For a powerfully eye-opening look higher education today, see Whistleblower magazine’s special issue, “THE COLLEGE ILLUSION: Why chasing a degree so often ends in financial and educational chaos.”

Lists of successful dropouts fill the Internet. The Business Insider cites Matt Mullenweg of WordPress, Arash Ferdowsi of DropBox, Aaron Levie of Box, Zuckerberg, David Karp of Tumblr (he didn’t even graduate from high school), David Neeleman of JetBlue, Susan Lyne of AOL, John Mackey of Whole Foods and others.

Time’s “Top 10 College Dropouts” list includes: Gates, Jobs, Frank Lloyd Wright, Buckminster Fuller, James Cameron, Zuckerberg, Tom Hanks, Ford, Lady Gaga and Tiger Woods.

“Good grades certainly don’t hurt,” Bock told the Times, but the company’s top hiring attributes are more far-reaching.

“If it’s a technical role, we assess your coding ability, and half the roles in the company are technical roles. For every job, though, the No. 1 thing we look for is general cognitive ability, and it’s not I.Q. It’s learning ability. It’s the ability to process on the fly. It’s the ability to pull together disparate bits of information. We assess that using structured behavioral interviews that we validate to make sure they’re predictive.”

He said the second is leadership – “in particular emergent leadership as opposed to traditional leadership.
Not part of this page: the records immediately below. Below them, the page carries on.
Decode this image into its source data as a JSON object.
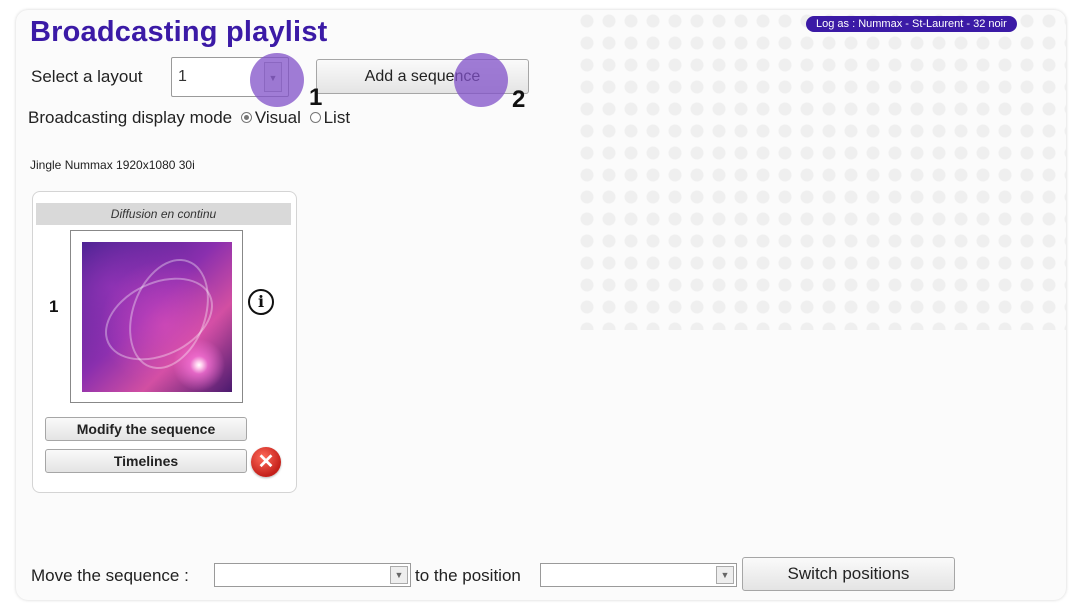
{
  "header": {
    "title": "Broadcasting playlist",
    "login": "Log as : Nummax - St-Laurent - 32 noir"
  },
  "layout": {
    "label": "Select a layout",
    "value": "1",
    "add_sequence": "Add a sequence"
  },
  "markers": [
    "1",
    "2"
  ],
  "display_mode": {
    "label": "Broadcasting display mode",
    "options": [
      "Visual",
      "List"
    ],
    "selected": "Visual"
  },
  "jingle": "Jingle Nummax 1920x1080 30i",
  "sequence": {
    "header": "Diffusion en continu",
    "number": "1",
    "modify": "Modify the sequence",
    "timelines": "Timelines"
  },
  "footer": {
    "move_label": "Move the sequence :",
    "position_label": "to the position",
    "switch": "Switch positions"
  },
  "icons": [
    "dropdown-arrow-icon",
    "info-icon",
    "delete-icon",
    "radio-icon"
  ],
  "colors": {
    "accent": "#3b1aa6",
    "marker": "#8050c8",
    "delete": "#d12a20"
  }
}
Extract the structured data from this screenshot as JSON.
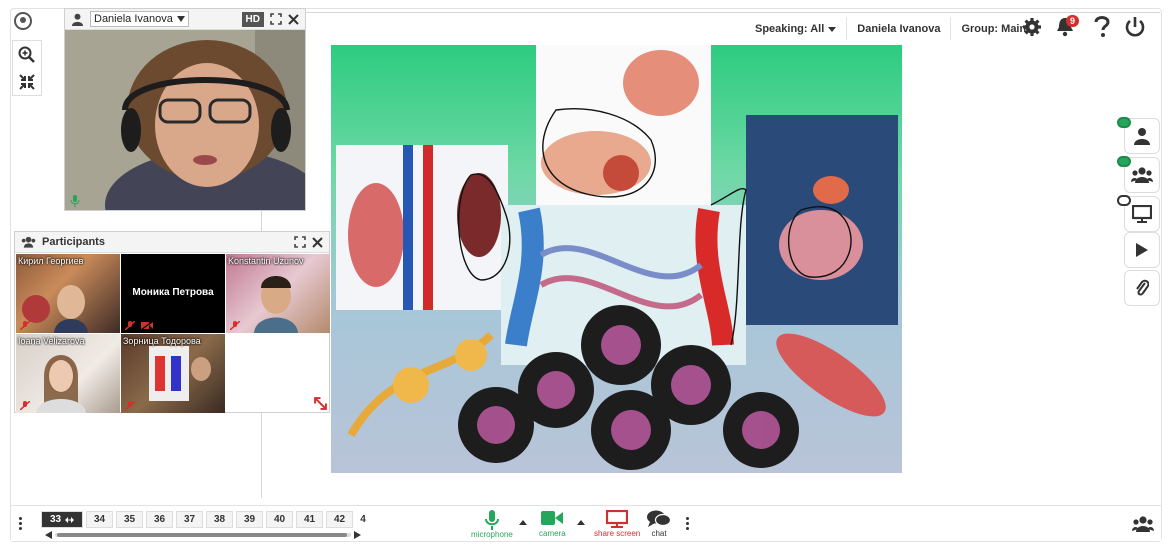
{
  "app": {
    "logo_icon": "app-logo-icon"
  },
  "zoom_tools": [
    {
      "icon": "zoom-in-icon"
    },
    {
      "icon": "fit-screen-icon"
    }
  ],
  "video": {
    "user_select": "Daniela Ivanova",
    "hd_label": "HD",
    "expand_icon": "expand-icon",
    "close_icon": "close-icon"
  },
  "participants": {
    "title": "Participants",
    "tiles": [
      {
        "name": "Кирил Георгиев",
        "muted": true
      },
      {
        "name": "Моника Петрова",
        "muted": true,
        "camera_off": true
      },
      {
        "name": "Konstantin Uzunov",
        "muted": true
      },
      {
        "name": "Ioana Velizarova",
        "muted": true
      },
      {
        "name": "Зорница Тодорова",
        "muted": true
      }
    ]
  },
  "header": {
    "speaking": "Speaking: All",
    "user": "Daniela Ivanova",
    "group": "Group: Main",
    "notifications_count": "9",
    "icons": [
      "settings-icon",
      "bell-icon",
      "help-icon",
      "power-icon"
    ]
  },
  "right_dock": [
    "user-icon",
    "users-icon",
    "screen-icon",
    "play-icon",
    "paperclip-icon"
  ],
  "pagination": {
    "current": "33",
    "pages": [
      "34",
      "35",
      "36",
      "37",
      "38",
      "39",
      "40",
      "41",
      "42",
      "4"
    ],
    "scroll_fraction": 0.93
  },
  "media_controls": {
    "microphone": "microphone",
    "camera": "camera",
    "share_screen": "share screen",
    "chat": "chat",
    "colors": {
      "microphone": "#26a65b",
      "camera": "#26a65b",
      "share_screen": "#d32f2f",
      "chat": "#333333"
    }
  }
}
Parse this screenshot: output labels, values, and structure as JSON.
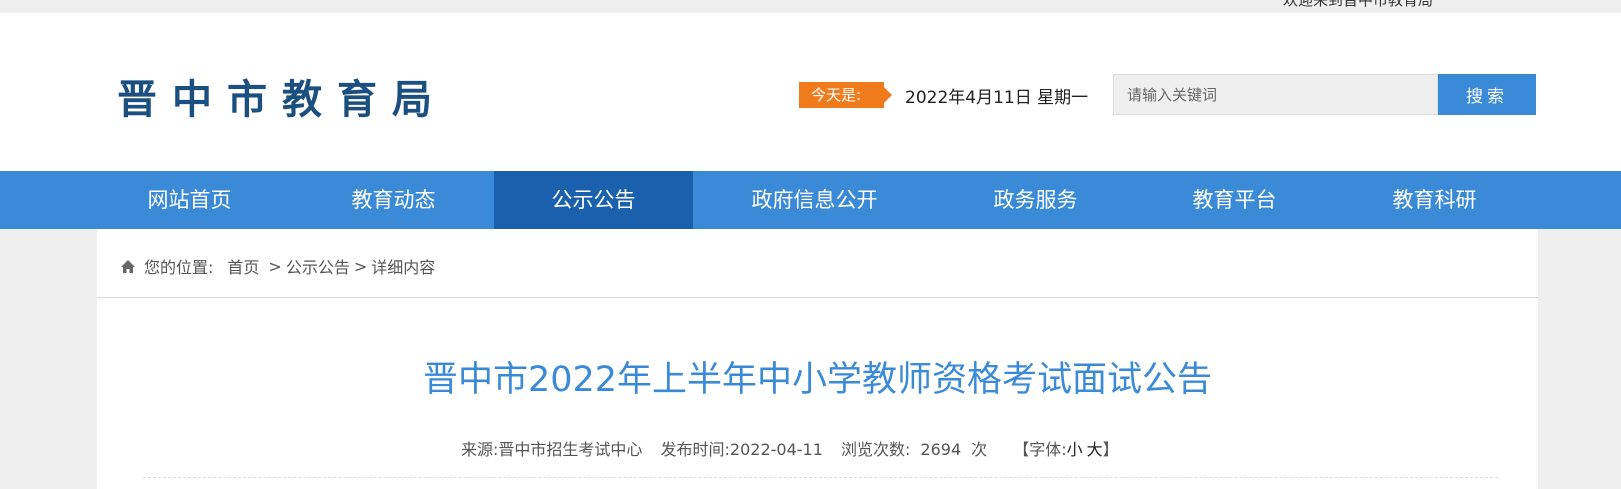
{
  "topbar": {
    "welcome_text": "欢迎来到晋中市教育局"
  },
  "header": {
    "logo_text": "晋中市教育局",
    "today_label": "今天是:",
    "today_date": "2022年4月11日 星期一",
    "search": {
      "placeholder": "请输入关键词",
      "button_label": "搜索"
    },
    "colors": {
      "accent": "#3a8ad7",
      "badge": "#f07b1c",
      "logo": "#1b4f80",
      "nav_active": "#1a60ac"
    }
  },
  "nav": {
    "items": [
      {
        "label": "网站首页"
      },
      {
        "label": "教育动态"
      },
      {
        "label": "公示公告",
        "active": true
      },
      {
        "label": "政府信息公开"
      },
      {
        "label": "政务服务"
      },
      {
        "label": "教育平台"
      },
      {
        "label": "教育科研"
      }
    ]
  },
  "breadcrumb": {
    "icon": "home-icon",
    "prefix": "您的位置:",
    "items": [
      "首页",
      "公示公告",
      "详细内容"
    ],
    "separator": ">"
  },
  "article": {
    "title": "晋中市2022年上半年中小学教师资格考试面试公告",
    "meta": {
      "source_label": "来源:",
      "source": "晋中市招生考试中心",
      "publish_label": "发布时间:",
      "publish_date": "2022-04-11",
      "views_label": "浏览次数:",
      "views": "2694",
      "views_unit": "次",
      "font_label": "【字体:",
      "font_small": "小",
      "font_large": "大",
      "font_close": "】"
    }
  }
}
Traditional leadership is, were you president of the chess club? Were you vice president of sales? How quickly did you get there? We don’t care. What we care about is, when faced with a problem and you’re a member of a team, do you, at the appropriate time, step in and lead. And just as critically, do you step back and stop leading, do you let someone else? Because what’s critical to be an effective leader in this environment is you have to be willing to relinquish power.”

Underlying these qualities are humility and ownership.

“It’s feeling the sense of responsibility, the sense of ownership, to step in,” he told the Times, to try to solve any problem – and the humility to step back and embrace the better ideas of others.

The end goal, he said, is problem-solving together.

“Without humility, you are unable to learn,” he said.

Expertise also is considered.

Bock said people who “make their way in the world” are sought.

But many colleges, he said, simply “don’t deliver on what they promise. You generate a ton of debt, [and yet] you don’t learn the most useful things for your life.”